• Cardiology Clinical Trials
• Heart Failure

• Cardiology Clinical Trials
• Cardiology & Cardiovascular Medicine
• Heart Failure

Patients with heart failure (HF) and previous myocardial infarctions (MIs) demonstrated favorable outcomes after treatment with JVS-100, a plasmid that encodes for stromal cell–derived factor-1. Marc S. Penn, MD, PhD, Summa Cardiovascular Research, Akron, Ohio, USA, presented data from the Study to Evaluate the Safety and Efficacy of JVS-100 Administered to Adults With Ischemic Heart Failure trial [STOP-HF; NCT01643590].

Although ischemic tissue could potentially be repaired by stem cells, it may be inefficient because key molecular signals are either dysfunctional or expressed short term. Early studies suggest that adult stem cells induce tissue repair by activating endogenous stem cells through the stromal cell–derived factor-1/chemokine receptor type 4 axis. JVS-100 is a DNA plasmid encoding human stromal cell–derived factor-1; therefore, it has been hypothesized that administration in patients with HF could improve outcomes through improved stem cell homing. This was previously investigated in a Phase 1 open-label trial demonstrating that JVS-100 was safe, with initial signs of potential efficacy [Penn MS et al. Circ Res 2013]. The purpose of the current trial was to further evaluate the efficacy and safety of JVS-100 in patients with HF.

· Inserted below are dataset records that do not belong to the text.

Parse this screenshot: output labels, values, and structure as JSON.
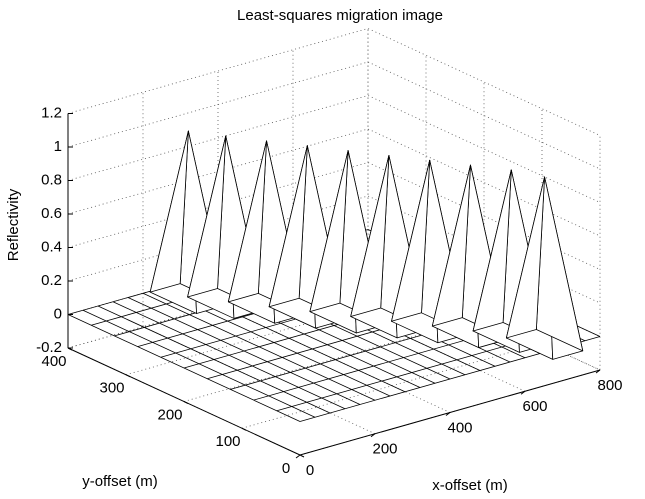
{
  "chart_data": {
    "type": "mesh3d",
    "title": "Least-squares migration image",
    "xlabel": "x-offset (m)",
    "ylabel": "y-offset (m)",
    "zlabel": "Reflectivity",
    "xlim": [
      0,
      800
    ],
    "xticks": [
      0,
      200,
      400,
      600,
      800
    ],
    "ylim": [
      0,
      400
    ],
    "yticks": [
      0,
      100,
      200,
      300,
      400
    ],
    "zlim": [
      -0.2,
      1.2
    ],
    "zticks": [
      -0.2,
      0,
      0.2,
      0.4,
      0.6,
      0.8,
      1,
      1.2
    ],
    "grid": true,
    "spikes": {
      "x": [
        256,
        300,
        350,
        400,
        450,
        500,
        550,
        600,
        650,
        680
      ],
      "y": [
        358,
        322,
        284,
        246,
        208,
        170,
        132,
        94,
        56,
        18
      ],
      "values": [
        1,
        1,
        1,
        1,
        1,
        1,
        1,
        1,
        1,
        1
      ]
    }
  }
}
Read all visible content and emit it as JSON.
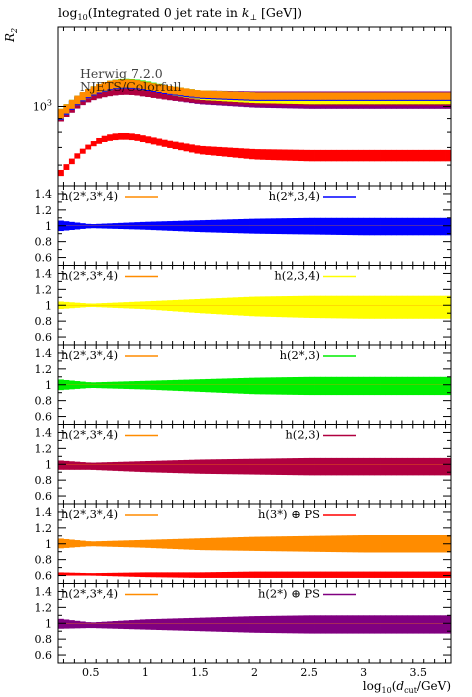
{
  "chart_data": {
    "type": "area",
    "title": "log10(Integrated 0 jet rate in kT [GeV])",
    "ylabel_main": "R2",
    "xlabel": "log10(dcut/GeV)",
    "xlim": [
      0.2,
      3.8
    ],
    "x_ticks": [
      "0.5",
      "1",
      "1.5",
      "2",
      "2.5",
      "3",
      "3.5"
    ],
    "main": {
      "ylim": [
        500,
        2000
      ],
      "y_tick_label": "10^3",
      "watermark": [
        "Herwig 7.2.0",
        "NJETS/Colorfull"
      ],
      "series": [
        {
          "name": "h(2*,3*,4)",
          "color": "#ff8c00",
          "x": [
            0.2,
            0.3,
            0.4,
            0.5,
            0.6,
            0.7,
            0.8,
            0.9,
            1.0,
            1.2,
            1.5,
            2.0,
            2.5,
            3.0,
            3.5,
            3.8
          ],
          "lo": [
            880,
            960,
            1040,
            1100,
            1140,
            1170,
            1180,
            1175,
            1160,
            1120,
            1080,
            1060,
            1060,
            1060,
            1060,
            1060
          ],
          "hi": [
            960,
            1040,
            1120,
            1180,
            1230,
            1260,
            1270,
            1265,
            1240,
            1200,
            1150,
            1130,
            1130,
            1130,
            1130,
            1130
          ]
        },
        {
          "name": "h(2*,3,4)",
          "color": "#0000ff",
          "x": [
            0.2,
            0.3,
            0.4,
            0.5,
            0.6,
            0.7,
            0.8,
            0.9,
            1.0,
            1.2,
            1.5,
            2.0,
            2.5,
            3.0,
            3.5,
            3.8
          ],
          "lo": [
            870,
            950,
            1030,
            1090,
            1130,
            1160,
            1170,
            1165,
            1150,
            1110,
            1070,
            1050,
            1050,
            1050,
            1050,
            1050
          ],
          "hi": [
            950,
            1030,
            1110,
            1170,
            1220,
            1250,
            1260,
            1255,
            1230,
            1190,
            1140,
            1120,
            1120,
            1120,
            1120,
            1120
          ]
        },
        {
          "name": "h(2,3,4)",
          "color": "#ffff00",
          "x": [
            0.2,
            0.3,
            0.4,
            0.5,
            0.6,
            0.7,
            0.8,
            0.9,
            1.0,
            1.2,
            1.5,
            2.0,
            2.5,
            3.0,
            3.5,
            3.8
          ],
          "lo": [
            870,
            950,
            1030,
            1090,
            1130,
            1160,
            1170,
            1165,
            1150,
            1110,
            1060,
            1030,
            1020,
            1020,
            1020,
            1020
          ],
          "hi": [
            950,
            1030,
            1110,
            1170,
            1220,
            1250,
            1260,
            1255,
            1230,
            1190,
            1150,
            1130,
            1130,
            1130,
            1130,
            1130
          ]
        },
        {
          "name": "h(2*,3)",
          "color": "#00ee00",
          "x": [
            0.2,
            0.3,
            0.4,
            0.5,
            0.6,
            0.7,
            0.8,
            0.9,
            1.0,
            1.2,
            1.5,
            2.0,
            2.5,
            3.0,
            3.5,
            3.8
          ],
          "lo": [
            870,
            950,
            1030,
            1090,
            1130,
            1160,
            1170,
            1165,
            1150,
            1110,
            1060,
            1030,
            1020,
            1020,
            1020,
            1020
          ],
          "hi": [
            960,
            1040,
            1120,
            1180,
            1230,
            1260,
            1275,
            1270,
            1250,
            1200,
            1150,
            1130,
            1130,
            1130,
            1130,
            1130
          ]
        },
        {
          "name": "h(2,3)",
          "color": "#b00040",
          "x": [
            0.2,
            0.3,
            0.4,
            0.5,
            0.6,
            0.7,
            0.8,
            0.9,
            1.0,
            1.2,
            1.5,
            2.0,
            2.5,
            3.0,
            3.5,
            3.8
          ],
          "lo": [
            860,
            930,
            1000,
            1050,
            1080,
            1100,
            1110,
            1105,
            1090,
            1060,
            1030,
            1010,
            1005,
            1005,
            1005,
            1005
          ],
          "hi": [
            950,
            1030,
            1110,
            1170,
            1220,
            1250,
            1260,
            1255,
            1230,
            1190,
            1140,
            1120,
            1120,
            1120,
            1120,
            1120
          ]
        },
        {
          "name": "h(3*) ⊕ PS",
          "color": "#ff0000",
          "x": [
            0.2,
            0.3,
            0.4,
            0.5,
            0.6,
            0.7,
            0.8,
            0.9,
            1.0,
            1.2,
            1.5,
            2.0,
            2.5,
            3.0,
            3.5,
            3.8
          ],
          "lo": [
            530,
            590,
            650,
            700,
            730,
            745,
            750,
            745,
            730,
            700,
            660,
            630,
            620,
            620,
            620,
            620
          ],
          "hi": [
            560,
            620,
            680,
            730,
            770,
            790,
            795,
            790,
            775,
            745,
            710,
            690,
            685,
            685,
            685,
            685
          ]
        },
        {
          "name": "h(2*) ⊕ PS",
          "color": "#800080",
          "x": [
            0.2,
            0.3,
            0.4,
            0.5,
            0.6,
            0.7,
            0.8,
            0.9,
            1.0,
            1.2,
            1.5,
            2.0,
            2.5,
            3.0,
            3.5,
            3.8
          ],
          "lo": [
            860,
            930,
            1000,
            1050,
            1080,
            1100,
            1110,
            1105,
            1090,
            1060,
            1020,
            990,
            980,
            980,
            980,
            980
          ],
          "hi": [
            950,
            1030,
            1110,
            1170,
            1220,
            1250,
            1260,
            1255,
            1230,
            1190,
            1150,
            1140,
            1140,
            1140,
            1140,
            1140
          ]
        }
      ]
    },
    "ratio": {
      "ylim": [
        0.5,
        1.5
      ],
      "y_ticks": [
        "0.6",
        "0.8",
        "1",
        "1.2",
        "1.4"
      ],
      "reference": "h(2*,3*,4)",
      "reference_color": "#ff8c00",
      "panels": [
        {
          "name": "h(2*,3,4)",
          "color": "#0000ff",
          "x": [
            0.2,
            0.5,
            1.0,
            1.5,
            2.0,
            2.5,
            3.0,
            3.5,
            3.8
          ],
          "lo": [
            0.93,
            0.97,
            0.95,
            0.92,
            0.9,
            0.89,
            0.88,
            0.88,
            0.88
          ],
          "hi": [
            1.07,
            1.02,
            1.05,
            1.07,
            1.09,
            1.1,
            1.1,
            1.1,
            1.1
          ]
        },
        {
          "name": "h(2,3,4)",
          "color": "#ffff00",
          "x": [
            0.2,
            0.5,
            1.0,
            1.5,
            2.0,
            2.5,
            3.0,
            3.5,
            3.8
          ],
          "lo": [
            0.95,
            0.98,
            0.95,
            0.9,
            0.86,
            0.84,
            0.83,
            0.83,
            0.83
          ],
          "hi": [
            1.05,
            1.02,
            1.05,
            1.08,
            1.11,
            1.12,
            1.12,
            1.12,
            1.12
          ]
        },
        {
          "name": "h(2*,3)",
          "color": "#00ee00",
          "x": [
            0.2,
            0.5,
            1.0,
            1.5,
            2.0,
            2.5,
            3.0,
            3.5,
            3.8
          ],
          "lo": [
            0.93,
            0.96,
            0.94,
            0.91,
            0.88,
            0.87,
            0.87,
            0.87,
            0.87
          ],
          "hi": [
            1.07,
            1.03,
            1.05,
            1.07,
            1.09,
            1.1,
            1.1,
            1.1,
            1.1
          ]
        },
        {
          "name": "h(2,3)",
          "color": "#b00040",
          "x": [
            0.2,
            0.5,
            1.0,
            1.5,
            2.0,
            2.5,
            3.0,
            3.5,
            3.8
          ],
          "lo": [
            0.93,
            0.93,
            0.9,
            0.88,
            0.87,
            0.86,
            0.86,
            0.86,
            0.86
          ],
          "hi": [
            1.05,
            1.02,
            1.04,
            1.06,
            1.07,
            1.08,
            1.08,
            1.08,
            1.08
          ]
        },
        {
          "name": "h(3*) ⊕ PS",
          "color": "#ff0000",
          "color_ref": "#ff8c00",
          "x": [
            0.2,
            0.5,
            1.0,
            1.5,
            2.0,
            2.5,
            3.0,
            3.5,
            3.8
          ],
          "lo": [
            0.6,
            0.6,
            0.58,
            0.57,
            0.57,
            0.57,
            0.57,
            0.57,
            0.57
          ],
          "hi": [
            0.64,
            0.63,
            0.64,
            0.64,
            0.65,
            0.65,
            0.65,
            0.65,
            0.65
          ]
        },
        {
          "name": "h(2*) ⊕ PS",
          "color": "#800080",
          "x": [
            0.2,
            0.5,
            1.0,
            1.5,
            2.0,
            2.5,
            3.0,
            3.5,
            3.8
          ],
          "lo": [
            0.93,
            0.94,
            0.92,
            0.9,
            0.88,
            0.87,
            0.87,
            0.87,
            0.87
          ],
          "hi": [
            1.06,
            1.01,
            1.05,
            1.07,
            1.09,
            1.1,
            1.1,
            1.1,
            1.1
          ]
        }
      ]
    }
  }
}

In the multicenter, Phase 2 STOP-HF trial, 93 patients with HF and prior MIs were randomly assigned to receive placebo (cohort 1), 15 mg of JVS-100 (cohort 2), or 30 mg of JVS-100 (cohort 3) by endomyocardial injection. Patients qualified if they had 6-minute walk distances ≤400 m, left ventricular ejection fractions (LVEF) ≤40%, and Minnesota Living With Heart Failure Questionnaire scores ≥20. Baseline characteristics included a mean age of 65 years, history of MI 11 years previously with a mean LV end-systolic volume (LVESV) of 168 mL and a mean LVEF of 28.5%.

The primary end points for this analysis were (1) the impact of the JVS-100 injection on 6-minute walk distance compared with placebo at 4-month follow-up and (2) the impact of the injection on the quality of life. Safety assessments included the numbers of major adverse cardiac events, serious adverse events, and adverse events up to 12 months.

At 4 months, there were no significant differences in clinical or structural parameters of efficacy with JVS-100. There were, however, trends that favored 30 mg of JVS-100 compared with placebo. Treatment with either dose of JVS-100 resulted in a decrease in LVESV from baseline compared with placebo. There was a promising trend toward a greater negative change from baseline in left ventricular end-diastolic volume (LVEDV) with 30 mg of JVS-100 compared with placebo and 15 mg of JVS-100 (p=0.11). In addition, patients who received 15 or 30 mg of JVS-100 experienced a trend toward a greater positive change from baseline in ejection fraction compared with patients who received placebo, who experienced a negative change from baseline. Similarly, there was a dose-dependent decrease in N-terminal prohormone of brain natriuretic peptide. Although there were no significant differences with therapy, the observed trends were seen primarily in patients with LVESVs above the median at baseline, whereas patients with LVESVs below the median did not demonstrate the same beneficial trends in change from baseline in LVESV, LVEDV, or LVEF. Although there was no significant difference in terms of efficacy with this early phase trial, JVS-100 appeared to be well tolerated with no serious adverse events reported.

Dr. Penn concluded that the data from the STOP-HF study suggest that JVS-100 may provide benefits in patients with HF and previous MIs. Although there was no significant benefit in this early-phase trial of treatment with JVS-100, it appeared safe and showed promising trends for efficacy.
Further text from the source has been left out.